El Don

 Soy una persona especial, y no lo digo con falsa modestia. Desde pequeño descubrí un Don en mí. Ese Don me ha dado más de un disgusto y algunas satisfacciones. El primer disgusto y grande, fue siendo muy niño. Al tomar la mano de mi abuela sentí un hormigueo por el cuerpo y con la inocencia de un pequeño de apenas cuatro años le pregunté a mi abuela que donde estaba el bebé. ¿Dónde lo había dejado? Mi abuela me soltó como si quemase y me miró con unos ojos que destellaban algo que entonces no supe descifrar, pero que con el tiempo aprendí que era dolor, enfado y sorpresa, a un tiempo. La abuela nunca más me tomó de la mano, es más, intentaba evitar tocarme. Mi madre no le daba importancia, lo tomaba más como algo producto de mi imaginación. Era extraño, pero tocase a quien tocase inmediatamente sabía cosas de su pasado. Siempre es del pasado y nunca tengo visiones del futuro. He aprendido a callar lo que sabía. Casi siempre me traía problemas exteriorizar “mis visiones”, por llamarlas de alguna manera. 

En mi profesión me ha proporcionado gran ayuda. No lo había dicho aún, pero soy inspector de policía y además escritor. Estas profesiones, bueno, sobre todo la de policía, sí son consecuencia de mi Don. Es muy valioso tocar a alguien, y saber qué ha pasado. La de escritor fue una casualidad.

Me gusta ir a los cementerios, me dan paz y me hacen valorar lo que tengo en el presente. Un día paseando por un viejo cementerio tropecé con una rama caída y para no dar con mis dientes en el suelo me apoyé en una vieja tumba. Esa sensación ya conocida, mezclada con alguna desconocida hasta ese momento, me reveló que podía saber toda la historia de los allí enterrados. 

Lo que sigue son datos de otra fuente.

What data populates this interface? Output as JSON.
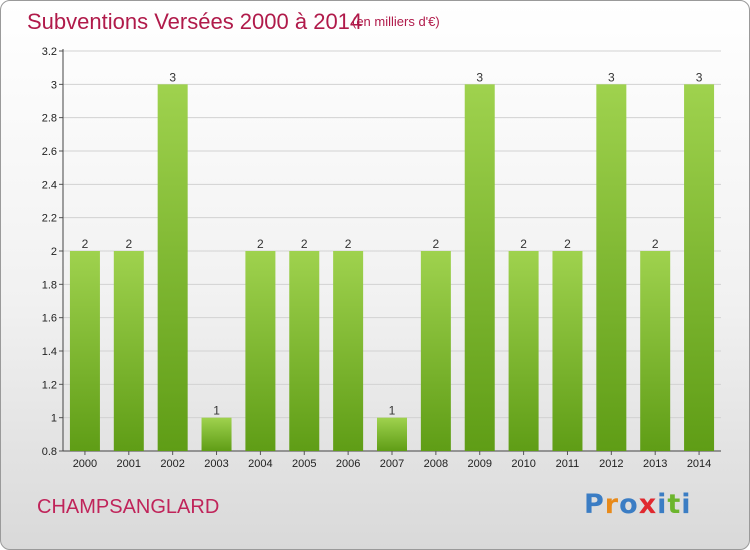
{
  "header": {
    "title": "Subventions Versées 2000 à 2014",
    "unit_note": "(en milliers d'€)"
  },
  "footer": {
    "place_name": "CHAMPSANGLARD",
    "logo_text": [
      "P",
      "r",
      "o",
      "x",
      "i",
      "t",
      "i"
    ]
  },
  "colors": {
    "bar_light": "#9fd24e",
    "bar_dark": "#5f9d16",
    "title": "#b01a4a",
    "logo": [
      "#3b7dc4",
      "#e88a1a",
      "#3b7dc4",
      "#e0282e",
      "#3b7dc4",
      "#6cb52d",
      "#3b7dc4"
    ]
  },
  "chart_data": {
    "type": "bar",
    "title": "Subventions Versées 2000 à 2014",
    "subtitle": "(en milliers d'€)",
    "categories": [
      "2000",
      "2001",
      "2002",
      "2003",
      "2004",
      "2005",
      "2006",
      "2007",
      "2008",
      "2009",
      "2010",
      "2011",
      "2012",
      "2013",
      "2014"
    ],
    "values": [
      2,
      2,
      3,
      1,
      2,
      2,
      2,
      1,
      2,
      3,
      2,
      2,
      3,
      2,
      3
    ],
    "value_labels": [
      "2",
      "2",
      "3",
      "1",
      "2",
      "2",
      "2",
      "1",
      "2",
      "3",
      "2",
      "2",
      "3",
      "2",
      "3"
    ],
    "ylim": [
      0.8,
      3.2
    ],
    "yticks": [
      0.8,
      1,
      1.2,
      1.4,
      1.6,
      1.8,
      2,
      2.2,
      2.4,
      2.6,
      2.8,
      3,
      3.2
    ],
    "ytick_labels": [
      "0.8",
      "1",
      "1.2",
      "1.4",
      "1.6",
      "1.8",
      "2",
      "2.2",
      "2.4",
      "2.6",
      "2.8",
      "3",
      "3.2"
    ],
    "grid": true,
    "legend": "none"
  }
}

Así comencé a escribir historias que las sepulturas me contaban.  Un día me llevé una sorpresa tanto inesperada como dolorosa. Paseaba como de costumbre por un campo santo de un pequeño pueblo; esos son los que más me gustan, llama mi atención un nombre de una lápida. Al apoyar mi mano con la intención de leer bien el nombre, ese calor conocido, junto con la visión borrosa y hormigueo por los brazos y piernas, vino a mí sin aviso previo. Al incorporarme sabía cada detalle de la vida de Parmenio, que ese fue su nombre en vida. Un hombre fallecido hace varios años, aunque la muerte le visitó temprano. Lo primero que supe de él, me dejó sin aliento. Una mujer le miraba con tal cara de odio y asco que me hizo estremecer. Por cierto, una cara muy conocida para mí, a pesar de que entonces no estuviese cubierta de arrugas por el paso del tiempo. Era la cara de aquella mujer que dejó de tocar a su nieto durante el resto de su vida. Y en ese momento entendí la razón.